The Michigan Court of Appeals affirmed the lower court decision. The court held that the intrastate fee implicated the dormant Commerce Clause but that it was constitutional because it applied even-handedly. It also held that the intrastate fee did not violate Section 14501 on similar grounds as the trial court. With respect to the interstate fee, the court read the $10 limitation within Section 14504 differently, concluding that it applied to all states including the registering one. Nonetheless, the court upheld the fee because it “could reasonably be classified as . . . regulatory” rather than for registration. The Michigan Supreme Court then denied an appeal of the case, and the U.S. Supreme Court granted certiorari on the Commerce Clause and Section 14504 issues.

In its brief on the merits, petitioner ATA focuses only on whether the intrastate fee violates the Commerce Clause. The company asserts that the Michigan tax is not fairly apportioned and nondiscriminatory, because “flat taxes bear much more heavily in the aggregate on a firm that does business in many places than on an otherwise identical company that operates in only one state.” In making its argument, ATA relies heavily on American Trucking Associations, Inc. v. Scheiner, a 1987 case in which the Court invalidated a state flat tax placed on trucks traveling interstate. ATA also contends that the lower court’s distinction between regulatory fees and general taxes is improper and irrelevant to Commerce Clause analysis.

Mid-Con Freight Systems also wrote a petitioner’s brief on the merits, and its brief focuses on whether Section 14504 preempts the interstate fee. The company asserts that the Michigan Court of Appeals decision “reads a non-existent ‘regulatory fee’ exception into the SSRS.” It argues that “Congress’s preemptive rule would soon be subsumed by costly and diverse exceptions if States were permitted to circumvent the SSRS by merely labeling flat per-vehicle registration fees as ‘regulatory’ in purpose.”

In response, the Michigan Attorney General and Solicitor General rebut ATA’s Commerce Clause challenge by asserting that Scheiner holds that “a flat state tax or fee will not be held to be discriminatory when [, as in this case,] it is the only practicable means of collecting revenues from users and the use of a more finely gradated userfee schedule would pose genuine administrative burdens.” Moreover, they argue that ATA is relying on a “calculus of hypothetical facts” and that its reading of the statute would jeopardize “broad categories of flat, unapportioned state fees.” In response to Mid-Con’s argument, they assert that the “Michigan interstate fee has nothing to do with the registering of the motor carrier’s federal authority with the State,” and thus the “Michigan Court of Appeals correctly interpreted Section 14504.”

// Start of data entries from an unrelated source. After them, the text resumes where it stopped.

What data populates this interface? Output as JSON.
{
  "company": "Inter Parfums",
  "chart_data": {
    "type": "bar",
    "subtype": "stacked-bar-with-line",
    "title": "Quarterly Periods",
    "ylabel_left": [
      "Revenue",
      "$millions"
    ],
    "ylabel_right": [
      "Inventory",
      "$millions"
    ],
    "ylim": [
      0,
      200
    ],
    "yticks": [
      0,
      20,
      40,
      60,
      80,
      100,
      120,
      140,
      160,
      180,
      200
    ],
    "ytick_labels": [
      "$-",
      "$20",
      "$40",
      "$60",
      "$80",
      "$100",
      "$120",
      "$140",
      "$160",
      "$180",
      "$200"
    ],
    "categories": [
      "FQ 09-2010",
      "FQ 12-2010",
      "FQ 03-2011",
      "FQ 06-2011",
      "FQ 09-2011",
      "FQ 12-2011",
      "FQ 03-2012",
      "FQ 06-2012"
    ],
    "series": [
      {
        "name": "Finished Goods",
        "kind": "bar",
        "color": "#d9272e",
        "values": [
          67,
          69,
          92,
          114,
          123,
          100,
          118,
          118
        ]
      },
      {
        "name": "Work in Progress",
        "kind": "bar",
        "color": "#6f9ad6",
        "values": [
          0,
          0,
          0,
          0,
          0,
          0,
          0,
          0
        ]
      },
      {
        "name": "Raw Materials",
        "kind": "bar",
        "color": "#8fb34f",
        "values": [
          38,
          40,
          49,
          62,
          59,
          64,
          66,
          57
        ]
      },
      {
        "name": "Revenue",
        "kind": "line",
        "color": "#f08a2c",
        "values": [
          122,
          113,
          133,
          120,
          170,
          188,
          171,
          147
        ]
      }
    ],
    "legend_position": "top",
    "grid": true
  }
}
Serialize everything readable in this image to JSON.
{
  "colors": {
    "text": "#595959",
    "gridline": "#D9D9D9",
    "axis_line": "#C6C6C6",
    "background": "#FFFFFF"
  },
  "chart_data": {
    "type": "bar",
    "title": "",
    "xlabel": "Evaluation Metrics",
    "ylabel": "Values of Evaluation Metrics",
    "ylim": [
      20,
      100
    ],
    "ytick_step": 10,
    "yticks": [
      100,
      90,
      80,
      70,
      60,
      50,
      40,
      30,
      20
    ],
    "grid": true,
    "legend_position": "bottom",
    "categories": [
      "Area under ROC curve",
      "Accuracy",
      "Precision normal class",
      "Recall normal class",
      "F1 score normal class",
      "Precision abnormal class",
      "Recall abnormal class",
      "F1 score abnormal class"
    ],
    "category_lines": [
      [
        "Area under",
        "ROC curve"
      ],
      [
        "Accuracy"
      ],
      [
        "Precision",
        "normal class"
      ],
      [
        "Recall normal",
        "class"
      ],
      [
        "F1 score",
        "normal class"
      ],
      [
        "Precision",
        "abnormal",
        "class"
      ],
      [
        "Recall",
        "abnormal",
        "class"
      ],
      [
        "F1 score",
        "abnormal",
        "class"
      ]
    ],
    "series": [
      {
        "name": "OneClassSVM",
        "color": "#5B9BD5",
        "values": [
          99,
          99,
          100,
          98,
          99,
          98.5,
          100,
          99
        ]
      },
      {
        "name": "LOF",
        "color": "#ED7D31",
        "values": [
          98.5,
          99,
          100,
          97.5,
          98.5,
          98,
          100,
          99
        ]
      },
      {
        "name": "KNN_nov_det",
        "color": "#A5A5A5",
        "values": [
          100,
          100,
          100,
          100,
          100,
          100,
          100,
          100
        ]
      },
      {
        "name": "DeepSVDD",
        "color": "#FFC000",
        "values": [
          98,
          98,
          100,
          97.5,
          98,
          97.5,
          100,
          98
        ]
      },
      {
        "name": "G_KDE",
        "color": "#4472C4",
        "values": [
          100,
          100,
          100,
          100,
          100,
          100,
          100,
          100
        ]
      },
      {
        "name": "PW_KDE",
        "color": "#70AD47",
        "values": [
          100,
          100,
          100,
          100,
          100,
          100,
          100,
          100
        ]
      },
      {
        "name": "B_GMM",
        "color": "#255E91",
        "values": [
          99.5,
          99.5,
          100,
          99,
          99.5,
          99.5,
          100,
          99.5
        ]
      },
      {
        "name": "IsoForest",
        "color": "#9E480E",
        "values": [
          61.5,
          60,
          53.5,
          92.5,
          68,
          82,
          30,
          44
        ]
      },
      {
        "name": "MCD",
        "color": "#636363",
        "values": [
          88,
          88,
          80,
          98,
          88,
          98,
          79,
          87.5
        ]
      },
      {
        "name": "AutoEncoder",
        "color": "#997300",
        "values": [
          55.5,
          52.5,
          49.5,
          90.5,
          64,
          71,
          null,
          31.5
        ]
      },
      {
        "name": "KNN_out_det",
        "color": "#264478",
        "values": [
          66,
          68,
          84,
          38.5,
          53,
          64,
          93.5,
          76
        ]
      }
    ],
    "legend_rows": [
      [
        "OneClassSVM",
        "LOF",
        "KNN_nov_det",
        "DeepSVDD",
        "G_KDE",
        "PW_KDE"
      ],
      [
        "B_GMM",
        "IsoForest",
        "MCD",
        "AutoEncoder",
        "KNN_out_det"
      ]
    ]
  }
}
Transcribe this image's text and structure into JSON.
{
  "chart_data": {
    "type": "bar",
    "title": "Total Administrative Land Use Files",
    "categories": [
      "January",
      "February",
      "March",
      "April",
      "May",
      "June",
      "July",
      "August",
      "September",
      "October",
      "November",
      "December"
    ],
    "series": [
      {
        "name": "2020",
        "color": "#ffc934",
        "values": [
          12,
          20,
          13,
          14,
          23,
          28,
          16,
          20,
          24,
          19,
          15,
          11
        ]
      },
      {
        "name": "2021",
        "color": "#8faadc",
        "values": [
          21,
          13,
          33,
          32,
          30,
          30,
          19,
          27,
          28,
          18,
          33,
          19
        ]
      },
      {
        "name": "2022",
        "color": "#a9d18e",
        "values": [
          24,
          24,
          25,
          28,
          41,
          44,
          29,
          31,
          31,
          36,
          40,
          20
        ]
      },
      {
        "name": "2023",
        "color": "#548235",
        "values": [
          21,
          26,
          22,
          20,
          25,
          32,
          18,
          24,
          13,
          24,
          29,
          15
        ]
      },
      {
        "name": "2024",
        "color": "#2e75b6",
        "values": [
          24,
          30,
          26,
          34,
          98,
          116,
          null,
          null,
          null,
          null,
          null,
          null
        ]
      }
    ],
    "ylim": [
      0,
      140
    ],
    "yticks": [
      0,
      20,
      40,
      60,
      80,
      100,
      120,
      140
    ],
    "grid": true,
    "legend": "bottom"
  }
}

At the Court’s invitation, the United States previously submitted a brief at the cert. stage. It also has submitted merits amicus briefs for both cases. In its brief on the merits for the Mid-Con case, the U.S. comes out in favor of petitioner, arguing that Section 14504 preempts the Michigan interstate fee requirement. In its brief on the merits for the ATA case, the U.S. comes out in favor of respondent, contending that the intrastate fee does not violate the Commerce Clause. In this brief, the U.S. argues that the “Court has long recognized the authority of States and municipalities to require payment of flat fees by commercial motor carriers that make point-to-point deliveries within the local jurisdiction.”

Additionally, other third parties have written amicus briefs. Various trucking companies and the Chamber of Commerce of the United States have filed amicus briefs in favor of petitioners. The National Conference of State Legislatures and a number of states have filed amicus briefs in favor of respondents.

The parties’ briefs are available here. The amicus briefs are only available on paid services.

Robert Digges, Jr., will argue on behalf of petitioner ATA, and James H. Hanson will argue on behalf of petitioner Mid-Con. Michigan Assistant Solicitor General Henry J. Boynton will argue for the state, and Assistant to the Solicitor General Malcolm L. Stewart will argue on behalf of the United States.